JAKARTA, TINTAHIJAU.com — Masalah anggaran kerap menjadi kambing hitam yang dikeluhkan pemerintah daerah dalam mengelola sampah. Namun, benarkah besaran anggaran menjadi kunci utama penuntasan masalah ini?
Ketua Koalisi Persampahan Nasional, Bagong Suyoto, menepis anggapan tersebut. Menurutnya, akar masalah persampahan di Indonesia bukanlah terletak pada nominal anggaran, melainkan pada tata kelola yang bersih dan kepatuhan terhadap aturan.
“Jadi masalahnya selalu mengatakan bahwa anggarannya kecil.

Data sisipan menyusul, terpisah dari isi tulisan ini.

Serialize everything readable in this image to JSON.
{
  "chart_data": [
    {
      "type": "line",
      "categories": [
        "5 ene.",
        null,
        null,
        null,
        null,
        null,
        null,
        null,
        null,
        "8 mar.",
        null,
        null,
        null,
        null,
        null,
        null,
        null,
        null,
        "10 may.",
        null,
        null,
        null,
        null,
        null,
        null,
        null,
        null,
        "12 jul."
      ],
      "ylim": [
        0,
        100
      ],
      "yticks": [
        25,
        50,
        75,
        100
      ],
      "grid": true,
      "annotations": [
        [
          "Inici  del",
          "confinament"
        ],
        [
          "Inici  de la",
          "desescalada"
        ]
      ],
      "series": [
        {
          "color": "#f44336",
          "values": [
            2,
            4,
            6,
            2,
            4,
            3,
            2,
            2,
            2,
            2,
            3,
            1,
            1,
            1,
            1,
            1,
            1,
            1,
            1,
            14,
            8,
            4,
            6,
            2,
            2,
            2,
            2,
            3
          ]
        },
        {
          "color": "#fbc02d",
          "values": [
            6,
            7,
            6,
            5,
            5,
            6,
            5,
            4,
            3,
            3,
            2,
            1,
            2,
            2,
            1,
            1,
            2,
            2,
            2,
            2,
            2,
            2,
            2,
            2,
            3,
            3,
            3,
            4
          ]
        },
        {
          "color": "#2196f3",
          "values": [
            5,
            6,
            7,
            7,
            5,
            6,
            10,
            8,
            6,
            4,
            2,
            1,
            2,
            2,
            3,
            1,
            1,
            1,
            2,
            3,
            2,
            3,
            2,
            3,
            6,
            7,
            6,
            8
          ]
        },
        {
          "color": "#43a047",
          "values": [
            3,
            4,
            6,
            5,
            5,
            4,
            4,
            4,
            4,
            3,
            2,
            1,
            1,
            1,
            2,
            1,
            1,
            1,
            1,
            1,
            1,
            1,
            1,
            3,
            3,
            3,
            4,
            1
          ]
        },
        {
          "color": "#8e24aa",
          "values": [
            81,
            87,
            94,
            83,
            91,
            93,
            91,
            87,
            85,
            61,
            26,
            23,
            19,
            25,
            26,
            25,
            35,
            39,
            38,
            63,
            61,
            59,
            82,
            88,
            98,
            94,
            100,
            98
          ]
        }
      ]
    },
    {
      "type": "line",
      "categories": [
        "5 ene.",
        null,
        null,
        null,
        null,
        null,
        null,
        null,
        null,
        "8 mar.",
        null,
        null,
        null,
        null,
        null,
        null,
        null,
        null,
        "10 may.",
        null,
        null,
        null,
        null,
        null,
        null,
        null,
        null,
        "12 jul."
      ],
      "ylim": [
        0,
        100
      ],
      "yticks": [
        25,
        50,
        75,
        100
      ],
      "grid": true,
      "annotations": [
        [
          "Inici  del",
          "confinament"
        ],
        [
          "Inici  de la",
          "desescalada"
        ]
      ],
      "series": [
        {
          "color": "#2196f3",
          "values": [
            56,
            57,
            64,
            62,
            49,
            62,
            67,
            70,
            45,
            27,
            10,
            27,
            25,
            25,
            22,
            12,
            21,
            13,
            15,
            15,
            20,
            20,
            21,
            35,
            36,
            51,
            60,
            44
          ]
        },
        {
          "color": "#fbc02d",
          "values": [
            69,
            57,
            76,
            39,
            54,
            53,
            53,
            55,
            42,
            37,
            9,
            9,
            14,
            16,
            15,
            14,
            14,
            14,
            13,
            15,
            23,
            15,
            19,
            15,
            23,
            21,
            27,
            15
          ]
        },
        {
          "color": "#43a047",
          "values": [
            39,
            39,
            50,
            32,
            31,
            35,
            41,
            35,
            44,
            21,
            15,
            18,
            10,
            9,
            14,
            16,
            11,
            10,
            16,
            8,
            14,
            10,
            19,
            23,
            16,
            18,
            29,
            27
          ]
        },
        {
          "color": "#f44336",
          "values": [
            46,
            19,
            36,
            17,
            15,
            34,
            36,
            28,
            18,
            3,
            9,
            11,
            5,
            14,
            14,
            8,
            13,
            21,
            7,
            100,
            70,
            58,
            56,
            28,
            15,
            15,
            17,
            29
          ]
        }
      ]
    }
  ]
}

Tapi, kalau anggarannya besar, itu selalu dikorupsi ya,” ujar Bagong dalam dialog Sapa Indonesia Pagi di KompasTV, Rabu (8/7/2026).
Bagong mengambil contoh DKI Jakarta yang memiliki anggaran pengelolaan sampah besar, namun terbukti belum mampu menuntaskan persoalan sampah di ibu kota. Hal ini menunjukkan bahwa kucuran dana yang melimpah tidak akan berdampak positif jika ekosistem pengelolaannya masih jauh dari prinsip environmental good governance.
Dikepung KKN dan Premanisme
Menurut Bagong, ada ketidakseriusan dari pihak otoritas dalam menaati peraturan perundang-undangan. Pengelolaan sampah di Indonesia dinilai masih jauh dari prinsip partisipasi, transparansi, akuntabilitas, serta bebas dari Korupsi, Kolusi, dan Nepotisme (KKN).
“Pengelolaan sampah di kita itu masih bersifatnya KKN dan premanisme. Itu yang sampai kapan pun, termasuk misalnya nanti mau menggunakan waste to energy (teknologi pengolahan sampah menjadi energi), itu tidak akan berhasil,” tegasnya.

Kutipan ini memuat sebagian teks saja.